ARGO’s prediction performance shows that internet search volumes and historical flu activity, when combined with dynamic machine learning techniques, can effectively detect real-time suspected flu cases in several Latin American countries. Our results considerably outperform the historical predictive performance of GFT highlighting (1) the importance of moving away from one-size-fits-all approaches such as those used by GFT and (b) the value of combining local flu epidemiological information with influenza-related internet search trends. The overall improvement of ARGO over the baseline autoregressive model indicates that internet search engine data, even in middle-income countries, provide increased responsiveness to changing disease trends. This improvement is clear in Brazil, Chile, Mexico, Peru, Paraguay, and Argentina, whereas in Uruguay and Bolivia, the inclusion of Google search data does not seem to improve the baseline model.

The availability of an online tool to select relevant flu-related terms (Google Correlate) that track historical flu activity was found to be a critical element for ARGO to improve performance over the autoregressive benchmark (Argentina, Chile, Mexico, Peru, and Brazil), suggesting that the most meaningful flu-related search queries are country-specific. In countries, such as Uruguay, where many weekly data points were missing on FluNet, ARGO’s predictive ability was reduced. Our best performance was seen in Brazil, Mexico, and Peru, where flu data were collected consistently every week during this study’s time period (see Multimedia Appendix 1).

On the basis of our previous research findings monitoring Dengue and Zika activity in Latin America [20,21], we chose the number of suspected influenza cases (as captured by the FluNet’s NPSs) as our gold standard for our prediction tasks. Our choice was based on the intuitive fact that flu-related Google search activity is higher when more people “suspect” they may be affected by flu-like symptoms, regardless of the outcome of any lab test.
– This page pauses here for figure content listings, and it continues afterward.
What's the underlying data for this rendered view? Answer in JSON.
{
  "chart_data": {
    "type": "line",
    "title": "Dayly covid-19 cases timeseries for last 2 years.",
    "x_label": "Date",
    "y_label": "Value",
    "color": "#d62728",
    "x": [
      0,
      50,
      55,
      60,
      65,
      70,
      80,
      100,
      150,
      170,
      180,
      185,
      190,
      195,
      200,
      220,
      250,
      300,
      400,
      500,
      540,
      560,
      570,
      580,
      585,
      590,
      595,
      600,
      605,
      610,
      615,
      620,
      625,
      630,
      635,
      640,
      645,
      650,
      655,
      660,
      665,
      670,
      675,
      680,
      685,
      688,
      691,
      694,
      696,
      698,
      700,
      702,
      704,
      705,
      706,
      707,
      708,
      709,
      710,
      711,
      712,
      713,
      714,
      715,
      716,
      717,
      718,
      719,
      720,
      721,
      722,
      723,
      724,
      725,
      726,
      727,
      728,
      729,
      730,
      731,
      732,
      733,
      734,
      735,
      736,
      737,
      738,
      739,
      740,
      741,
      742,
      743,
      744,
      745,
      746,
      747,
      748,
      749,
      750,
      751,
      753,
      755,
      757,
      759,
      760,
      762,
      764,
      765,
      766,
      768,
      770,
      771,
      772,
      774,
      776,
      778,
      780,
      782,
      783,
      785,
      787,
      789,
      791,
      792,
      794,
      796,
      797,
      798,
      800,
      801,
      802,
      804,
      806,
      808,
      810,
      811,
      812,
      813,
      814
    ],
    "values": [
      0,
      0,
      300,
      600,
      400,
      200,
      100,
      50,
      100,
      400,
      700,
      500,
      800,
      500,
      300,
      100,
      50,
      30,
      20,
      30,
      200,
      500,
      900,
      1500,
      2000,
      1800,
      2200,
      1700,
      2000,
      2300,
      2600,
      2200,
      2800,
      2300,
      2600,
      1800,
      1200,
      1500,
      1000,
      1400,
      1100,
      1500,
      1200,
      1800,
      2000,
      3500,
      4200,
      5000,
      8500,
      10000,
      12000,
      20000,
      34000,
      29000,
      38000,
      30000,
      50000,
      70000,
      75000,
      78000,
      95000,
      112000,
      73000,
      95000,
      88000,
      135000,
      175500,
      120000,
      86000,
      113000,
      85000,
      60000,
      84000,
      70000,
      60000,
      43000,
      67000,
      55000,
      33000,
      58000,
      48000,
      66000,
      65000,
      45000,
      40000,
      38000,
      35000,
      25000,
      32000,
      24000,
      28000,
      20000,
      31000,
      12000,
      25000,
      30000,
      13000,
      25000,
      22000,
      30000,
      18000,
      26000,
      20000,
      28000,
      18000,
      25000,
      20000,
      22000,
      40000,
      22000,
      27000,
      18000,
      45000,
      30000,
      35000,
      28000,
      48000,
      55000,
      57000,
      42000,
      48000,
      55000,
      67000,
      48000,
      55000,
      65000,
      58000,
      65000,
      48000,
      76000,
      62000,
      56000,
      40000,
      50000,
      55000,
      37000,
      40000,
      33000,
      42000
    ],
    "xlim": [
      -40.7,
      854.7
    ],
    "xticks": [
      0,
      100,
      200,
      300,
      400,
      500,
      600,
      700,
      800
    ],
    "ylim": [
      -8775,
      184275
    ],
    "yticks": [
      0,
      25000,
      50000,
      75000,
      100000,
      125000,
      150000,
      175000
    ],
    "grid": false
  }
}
As such, our models may prove useful to improve the timely allocation of resources in health care facilities in situations when increased numbers of people, with flu-like symptoms and respiratory needs, may need to be seen. It is relevant to point out that using NPS case counts as a gold standard implies that our models are not directly estimating confirmed influenza case counts but suspected Influenza-like Illness activity trends. Our choice of gold standard is meaningful as it may help health care providers prepare for traffic fluctuations of patients presenting with symptoms of influenza. However, from an epidemiological perspective, more standard test-positive influenza proportions reported on previous Latin America studies [19,25] should also be considered in future studies.

Combining internet search volumes and historical flu activity via ARGO shows strong potential for the development of timely flu surveillance in low- or middle-income countries. However, flu estimates at the national level may not be reflective of outbreak conditions at the local level, especially in countries with significant geographical heterogeneity. At present, FluNet only provides national-level flu data. In the future, as more fine-grained epidemiological information becomes available in developing countries, studies should evaluate the feasibility of deploying disease surveillance platforms at finer spatial scales. Successful extensions of our methodologies at the city and state levels in data-rich environments such as the United States [26,27] indicate that ARGO-like methodologies can accurately monitor influenza at these spatial resolutions. Moreover, there is strong evidence that internet access is rapidly increasing in many Latin American countries [28], leading us to hypothesize that the performance of methodologies using internet-based data will increase over time following an increase of the quality of Google search data.